Achou estranho dessa vez quando passou da metade e ninguém se intrometeu no sossego. Mas a paz é feito um peixe que você tenta pegar com a mão. A refração te faz achar que tá perto, mas ele sempre escapa. Catarina chegou apressada, limpando espuma de detergente no avental. “Pelamor de Deus, Inácio”, ela gritava. A jiboia devia ter entrado na terra do Tiãozinho de novo. Só que, se não eram os meninos trazendo a notícia, o coração até doía de medo. “Tião tá aí na frente?”. “Que Tião, home? É o Coronel”.
O diacho do Coronel tinha nome, mas ninguém dizia. Todo mundo o chamava assim porque daí evita humanizar ele.
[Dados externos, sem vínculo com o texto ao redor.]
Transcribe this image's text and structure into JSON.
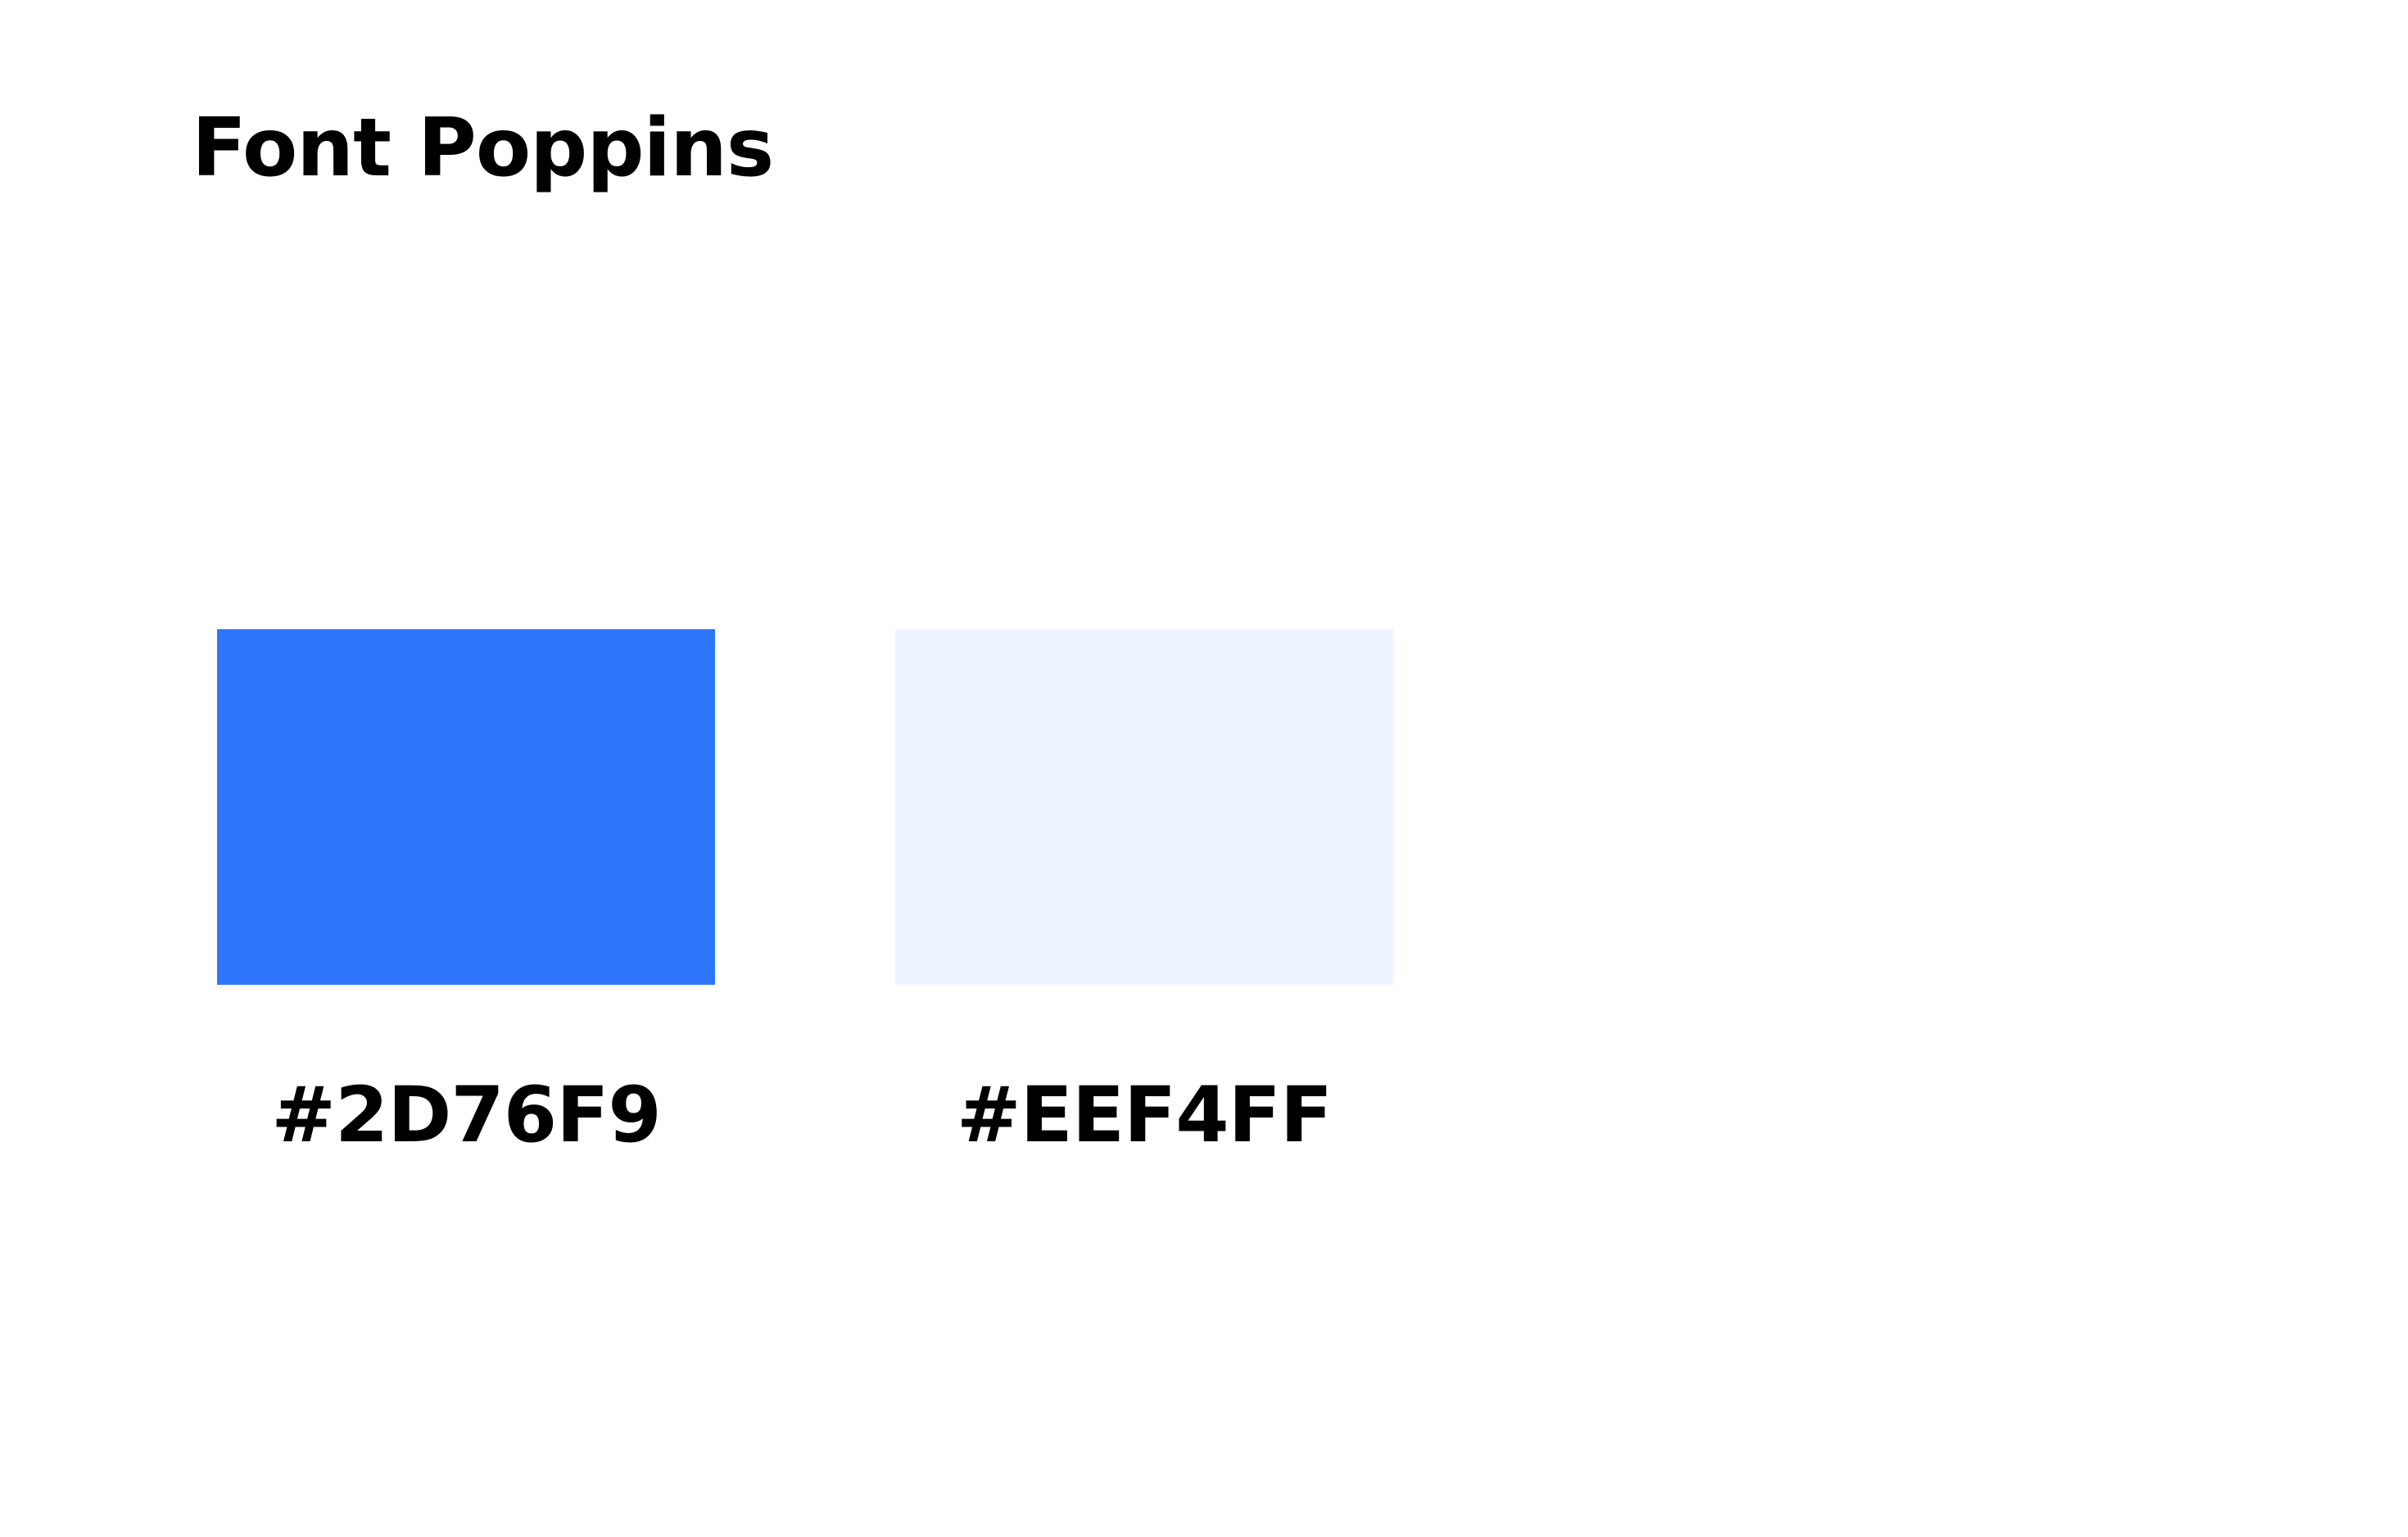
{
  "header": {
    "title": "Font Poppins"
  },
  "palette": [
    {
      "color": "#2D76F9",
      "label": "#2D76F9"
    },
    {
      "color": "#EEF4FF",
      "label": "#EEF4FF"
    }
  ]
}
Dá menos remorso quando você cospe no chão depois que ele passa. “Algum problema, Coronel?”, foi tirando o chapéu. “Claro que tenho, se não tava longe daqui. Cê vem comigo”. “Os menino aprontaram alguma?”. Catarina começou a chorar e disse pra Inácio parar de teimosia. “Não sei de menino nenhum. Escuta a mulher, Inácio”.
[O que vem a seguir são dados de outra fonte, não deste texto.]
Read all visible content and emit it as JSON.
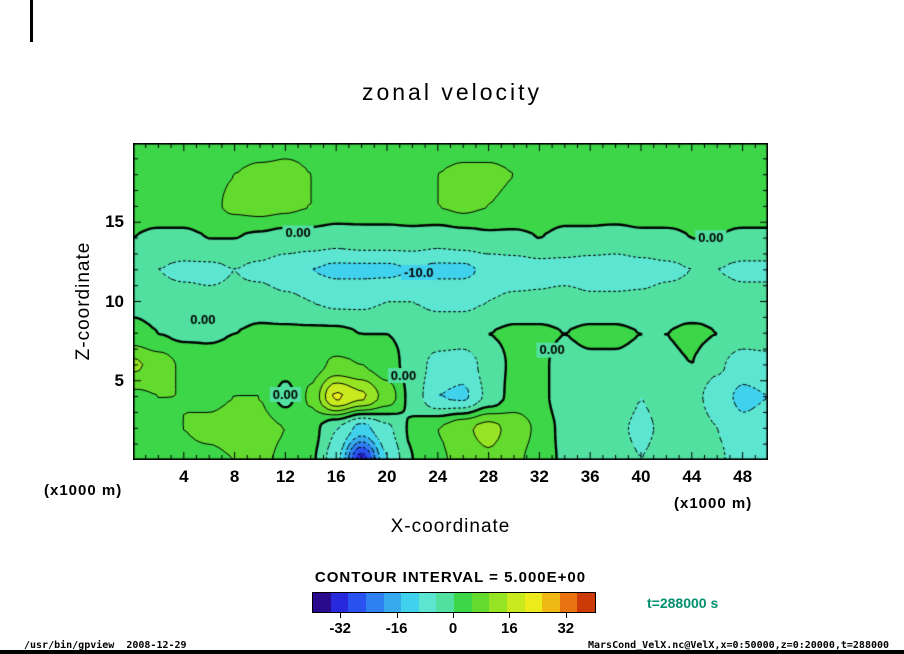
{
  "title": "zonal velocity",
  "axes": {
    "x_label": "X-coordinate",
    "z_label": "Z-coordinate",
    "x_unit": "(x1000 m)",
    "z_unit": "(x1000 m)",
    "x_ticks": [
      4,
      8,
      12,
      16,
      20,
      24,
      28,
      32,
      36,
      40,
      44,
      48
    ],
    "z_ticks": [
      5,
      10,
      15
    ]
  },
  "contour": {
    "interval_label": "CONTOUR INTERVAL = 5.000E+00",
    "interval": 5,
    "labels": [
      {
        "text": "0.00",
        "x": 13,
        "z": 14.3
      },
      {
        "text": "-10.0",
        "x": 22.5,
        "z": 11.8
      },
      {
        "text": "0.00",
        "x": 45.5,
        "z": 14.0
      },
      {
        "text": "0.00",
        "x": 5.5,
        "z": 8.8
      },
      {
        "text": "0.00",
        "x": 33,
        "z": 6.9
      },
      {
        "text": "0.00",
        "x": 21.3,
        "z": 5.3
      },
      {
        "text": "0.00",
        "x": 12,
        "z": 4.1
      }
    ]
  },
  "colorbar": {
    "range": [
      -40,
      40
    ],
    "tick_values": [
      -32,
      -16,
      0,
      16,
      32
    ],
    "tick_labels": [
      "-32",
      "-16",
      "0",
      "16",
      "32"
    ],
    "colors": [
      "#2a0a8c",
      "#2828dc",
      "#2a52f0",
      "#2e80f0",
      "#36aaec",
      "#40d2ec",
      "#5ce6d2",
      "#52e0a0",
      "#3cd648",
      "#62da2e",
      "#96e424",
      "#c8ea1e",
      "#ecec1c",
      "#f0b814",
      "#e87310",
      "#cc3a08"
    ]
  },
  "time_label": "t=288000 s",
  "footer": {
    "left": "/usr/bin/gpview  2008-12-29",
    "right": "MarsCond_VelX.nc@VelX,x=0:50000,z=0:20000,t=288000"
  },
  "chart_data": {
    "type": "heatmap",
    "variant": "filled_contour",
    "title": "zonal velocity",
    "xlabel": "X-coordinate (x1000 m)",
    "ylabel": "Z-coordinate (x1000 m)",
    "x_range": [
      0,
      50
    ],
    "z_range": [
      0,
      20
    ],
    "contour_interval": 5,
    "contour_levels": [
      -30,
      -25,
      -20,
      -15,
      -10,
      -5,
      0,
      5,
      10,
      15,
      20
    ],
    "x": [
      0,
      2,
      4,
      6,
      8,
      10,
      12,
      14,
      16,
      18,
      20,
      22,
      24,
      26,
      28,
      30,
      32,
      34,
      36,
      38,
      40,
      42,
      44,
      46,
      48,
      50
    ],
    "z": [
      0,
      2,
      4,
      6,
      8,
      10,
      12,
      14,
      16,
      18,
      20
    ],
    "values": [
      [
        3,
        3,
        4,
        4,
        5,
        6,
        4,
        1,
        -8,
        -33,
        -10,
        0,
        4,
        7,
        9,
        6,
        3,
        -1,
        -2,
        -3,
        -5,
        -3,
        -2,
        -4,
        -8,
        -9
      ],
      [
        4,
        4,
        5,
        6,
        7,
        7,
        5,
        2,
        -5,
        -12,
        -6,
        1,
        5,
        9,
        12,
        8,
        4,
        -2,
        -3,
        -4,
        -6,
        -4,
        -2,
        -5,
        -9,
        -8
      ],
      [
        4,
        5,
        5,
        4,
        5,
        5,
        -2,
        6,
        21,
        16,
        8,
        -2,
        -10,
        -11,
        -4,
        2,
        2,
        -4,
        -3,
        -2,
        -5,
        -3,
        -3,
        -8,
        -11,
        -10
      ],
      [
        11,
        8,
        4,
        3,
        4,
        4,
        2,
        3,
        6,
        5,
        2,
        -2,
        -7,
        -8,
        -3,
        1,
        1,
        -2,
        -1,
        -1,
        -2,
        -1,
        0,
        -4,
        -8,
        -7
      ],
      [
        2,
        0,
        -1,
        -1,
        0,
        1,
        1,
        1,
        1,
        0,
        0,
        -1,
        -2,
        -2,
        0,
        1,
        1,
        0,
        1,
        1,
        0,
        0,
        1,
        0,
        -2,
        -2
      ],
      [
        -2,
        -3,
        -3,
        -4,
        -4,
        -3,
        -4,
        -5,
        -6,
        -6,
        -5,
        -5,
        -6,
        -6,
        -5,
        -4,
        -4,
        -3,
        -4,
        -4,
        -4,
        -3,
        -3,
        -2,
        -3,
        -3
      ],
      [
        -4,
        -5,
        -6,
        -6,
        -5,
        -6,
        -8,
        -10,
        -11,
        -11,
        -11,
        -10,
        -11,
        -11,
        -9,
        -8,
        -7,
        -7,
        -8,
        -8,
        -7,
        -6,
        -5,
        -5,
        -6,
        -6
      ],
      [
        0,
        -1,
        -1,
        0,
        0,
        -1,
        -2,
        -2,
        -3,
        -2,
        -2,
        -2,
        -3,
        -2,
        -1,
        -1,
        0,
        -1,
        -1,
        -2,
        -1,
        -1,
        0,
        0,
        -1,
        -1
      ],
      [
        2,
        3,
        3,
        4,
        6,
        7,
        6,
        5,
        4,
        3,
        3,
        4,
        5,
        6,
        5,
        4,
        3,
        2,
        2,
        3,
        3,
        3,
        2,
        2,
        3,
        3
      ],
      [
        2,
        2,
        3,
        4,
        5,
        6,
        6,
        5,
        4,
        3,
        3,
        4,
        5,
        6,
        6,
        5,
        3,
        3,
        2,
        3,
        4,
        3,
        3,
        2,
        2,
        2
      ],
      [
        2,
        2,
        2,
        3,
        3,
        3,
        4,
        4,
        3,
        2,
        2,
        3,
        3,
        3,
        3,
        3,
        2,
        2,
        2,
        2,
        3,
        3,
        2,
        2,
        2,
        2
      ]
    ],
    "colorbar_range": [
      -40,
      40
    ],
    "colorbar_ticks": [
      -32,
      -16,
      0,
      16,
      32
    ],
    "legend_position": "bottom",
    "grid": false
  }
}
A braquiária verde contornava o horizonte, pintada de manchas brancas de gado. Inácio cavalgava em silêncio, ao lado dum peão com uma marca na bochecha e outro que descascava laranjas pelo caminho. O cavalo do Coronel ia na frente, junto do seu homem de confiança. Inácio olhou pra trás. Não via poeira nenhuma e não tinha sinal da molecada. “Ô, meu santo Euclides”, pensou, “devia tá margeando a cerca atrás deles. Mas se falo não pra essa maldição de chapéu, é capaz dele me dá uma surra só pra não passar vergonha na frente dos peão”. Deu um toquinho nas costelas da égua, que respondeu cum trotinho curto. “Qual a dor de cabeça, Coronel? Preciso voltar logo. Tenho que cuidar da jiboia”, mentiu, ou pelo menos esperava que fosse mentira. “Cê sabe de abelha? Você que entende dessas coisa”.
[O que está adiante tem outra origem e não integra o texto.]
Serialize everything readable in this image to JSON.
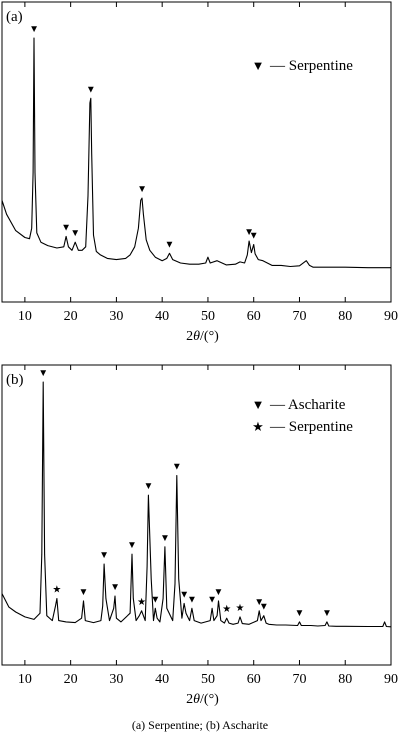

“É problema no roteador. Precisa dum novo”. Coronel coçou o queixo com uma força que parecia raiva. “Cê num é o sabichão que tira água de pedra? Faz o troço rodar, homem”. “Juntou sujeira e queimou a placa inteira. Se fosse transístor, dava pra fazer gambiarra. Mas, sem chipe, num tem como as abelhas conversarem. Aí é cada uma pra si”. A porta abriu duma vez. Uma menina chegou correndo com um papel. Chegou gritando paiê e mostrando o desenho que fez. Eram ela, mamãe, papai e Lúcio, o cão preguiçoso que Inácio viu na entrada. O Coronel pegou ela no colo e olhou de lado, quase pedindo licença com a sobrancelha. Lá fora, murmurou algum elogio. A menina gargalhou com alguma brincadeira e voltou do mesmo jeito que veio. “O senhor faz o seguinte: manda desligar a colmeia na fonte. Aí os bichos não recarregam e nem se estranham”.
O diacho do Coronel ainda não tinha nome, mas tinha família. Isso é uma droga pra figura asquerosa que Inácio tentava conservar. Passou ao largo de casa, vendo tudo quieto demais pra ter sinal dos moleques, e seguiu campo adentro. Foi achar eles uns três quilômetros depois, sujos de graxa em cima da jiboia, desmontando de novo o eixo de rotação da vértebra trinta de sete. O campo tava arado só pela metade e não parecia que iam terminar o conserto tão cedo. Inácio amarrou o cavalo embaixo do pequizeiro e seguiu andando. Ia dar uns dois ou três minutos até chegar neles. Tempo de sobra prum meio paiero.